Piotr Duda o Planie Morawieckiego: Nie jest oparty na niskich wynagrodzeniach

Plan wicepremiera Mateusza Morawieckiego zakłada, że pobudzenie gospodarki nie może być łączone z niskimi płacami i to jest dla mnie najważniejsze - powiedział przewodniczący Solidarności Piotr Duda o planie gospodarczym przyjetym ostatni przez rząd Beaty Szydło

W odpowiedzi na pytanie dziennikarki TVP1, czy plan Morawieckiego nie jest zbyt ambitny odparł, że plan jest "bardzo ambitny, rozłożony w czasie, bo na ponad 20 lat". Dodał, że w ciągu ostatnich 20 lat przedstawiono "wiele takich planów: Balcerowicza, Hausnera, Kołodki, Belki", które jednak tym różniły się od planu Morawieckiego, że były "liberalne, a główny nacisk kładziono na zaciskanie pasa przez pracowników".
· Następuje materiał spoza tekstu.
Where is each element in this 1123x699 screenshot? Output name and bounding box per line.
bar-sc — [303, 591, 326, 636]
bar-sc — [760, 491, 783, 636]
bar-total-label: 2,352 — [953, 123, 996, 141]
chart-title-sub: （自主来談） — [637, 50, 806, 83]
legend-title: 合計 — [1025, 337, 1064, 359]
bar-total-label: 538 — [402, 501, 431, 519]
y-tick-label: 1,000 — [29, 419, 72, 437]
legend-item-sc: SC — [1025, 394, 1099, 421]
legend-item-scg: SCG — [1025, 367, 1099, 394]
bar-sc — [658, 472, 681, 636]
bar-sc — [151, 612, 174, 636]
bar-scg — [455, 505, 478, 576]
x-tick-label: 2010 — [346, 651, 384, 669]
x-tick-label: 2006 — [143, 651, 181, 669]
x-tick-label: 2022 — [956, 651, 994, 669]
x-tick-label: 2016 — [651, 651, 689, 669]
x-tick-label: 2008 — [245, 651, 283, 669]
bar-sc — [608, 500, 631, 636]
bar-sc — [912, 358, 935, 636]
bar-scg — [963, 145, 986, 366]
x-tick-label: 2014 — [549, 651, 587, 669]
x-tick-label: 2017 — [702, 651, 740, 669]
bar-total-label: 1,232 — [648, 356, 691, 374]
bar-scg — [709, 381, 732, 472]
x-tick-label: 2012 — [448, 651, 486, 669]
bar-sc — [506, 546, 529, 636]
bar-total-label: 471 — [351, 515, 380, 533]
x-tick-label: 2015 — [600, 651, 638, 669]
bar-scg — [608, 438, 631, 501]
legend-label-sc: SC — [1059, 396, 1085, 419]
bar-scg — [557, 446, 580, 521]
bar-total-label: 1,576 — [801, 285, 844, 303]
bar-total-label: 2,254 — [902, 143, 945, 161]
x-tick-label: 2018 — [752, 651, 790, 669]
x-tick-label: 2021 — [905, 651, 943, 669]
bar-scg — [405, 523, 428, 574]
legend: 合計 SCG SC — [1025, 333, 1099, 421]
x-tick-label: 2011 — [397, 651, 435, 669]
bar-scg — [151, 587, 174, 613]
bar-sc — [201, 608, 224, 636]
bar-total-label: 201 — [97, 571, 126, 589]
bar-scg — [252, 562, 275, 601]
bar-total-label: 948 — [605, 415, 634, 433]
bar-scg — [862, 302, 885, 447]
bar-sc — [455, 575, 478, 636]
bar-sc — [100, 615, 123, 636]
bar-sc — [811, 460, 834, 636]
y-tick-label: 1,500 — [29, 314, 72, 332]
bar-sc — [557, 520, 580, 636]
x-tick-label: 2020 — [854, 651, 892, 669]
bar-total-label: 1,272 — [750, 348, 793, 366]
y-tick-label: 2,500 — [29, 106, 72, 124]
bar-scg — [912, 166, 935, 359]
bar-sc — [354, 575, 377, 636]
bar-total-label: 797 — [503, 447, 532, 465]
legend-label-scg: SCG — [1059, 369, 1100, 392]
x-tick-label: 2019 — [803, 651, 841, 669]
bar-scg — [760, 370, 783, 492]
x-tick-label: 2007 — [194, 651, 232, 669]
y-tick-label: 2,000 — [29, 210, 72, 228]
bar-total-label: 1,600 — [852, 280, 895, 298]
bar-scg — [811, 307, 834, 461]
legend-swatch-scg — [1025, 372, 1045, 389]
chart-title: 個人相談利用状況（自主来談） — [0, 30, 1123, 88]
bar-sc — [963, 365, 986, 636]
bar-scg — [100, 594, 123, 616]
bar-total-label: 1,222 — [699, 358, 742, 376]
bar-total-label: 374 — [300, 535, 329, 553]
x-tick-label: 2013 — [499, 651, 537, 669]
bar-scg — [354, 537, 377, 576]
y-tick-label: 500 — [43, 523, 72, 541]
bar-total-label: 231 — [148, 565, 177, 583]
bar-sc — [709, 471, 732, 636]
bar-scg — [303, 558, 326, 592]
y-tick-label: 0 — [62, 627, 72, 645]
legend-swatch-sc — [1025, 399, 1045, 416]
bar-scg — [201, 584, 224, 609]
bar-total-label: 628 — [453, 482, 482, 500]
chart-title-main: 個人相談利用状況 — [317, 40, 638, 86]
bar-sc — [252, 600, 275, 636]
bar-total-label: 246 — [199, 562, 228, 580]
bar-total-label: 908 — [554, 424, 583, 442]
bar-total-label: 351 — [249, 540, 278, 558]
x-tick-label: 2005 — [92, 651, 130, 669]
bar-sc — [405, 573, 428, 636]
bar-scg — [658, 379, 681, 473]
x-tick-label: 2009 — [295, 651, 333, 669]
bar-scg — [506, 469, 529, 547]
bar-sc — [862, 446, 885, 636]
- Ten plan zakłada coś innego. Premier Morawiecki mówi, że ten plan nie może być oparty na niskich wynagrodzeniach, że konkurencja i pobudzenie gospodarki nie może być łączony z niskimi płacami i to jest dla mnie najważniejsze - mówił Przewodniczący "Solidarności". Zaznaczył, że połączenie tych założeń z unijnym planem Junckera, który przewiduje na pobudzenie gospodarki prawie 300 mld euro, da szansę na zrównoważony rozwój kraju i np. przesunięcie wielkich inwestycji także w kierunku Ściany Wschodniej.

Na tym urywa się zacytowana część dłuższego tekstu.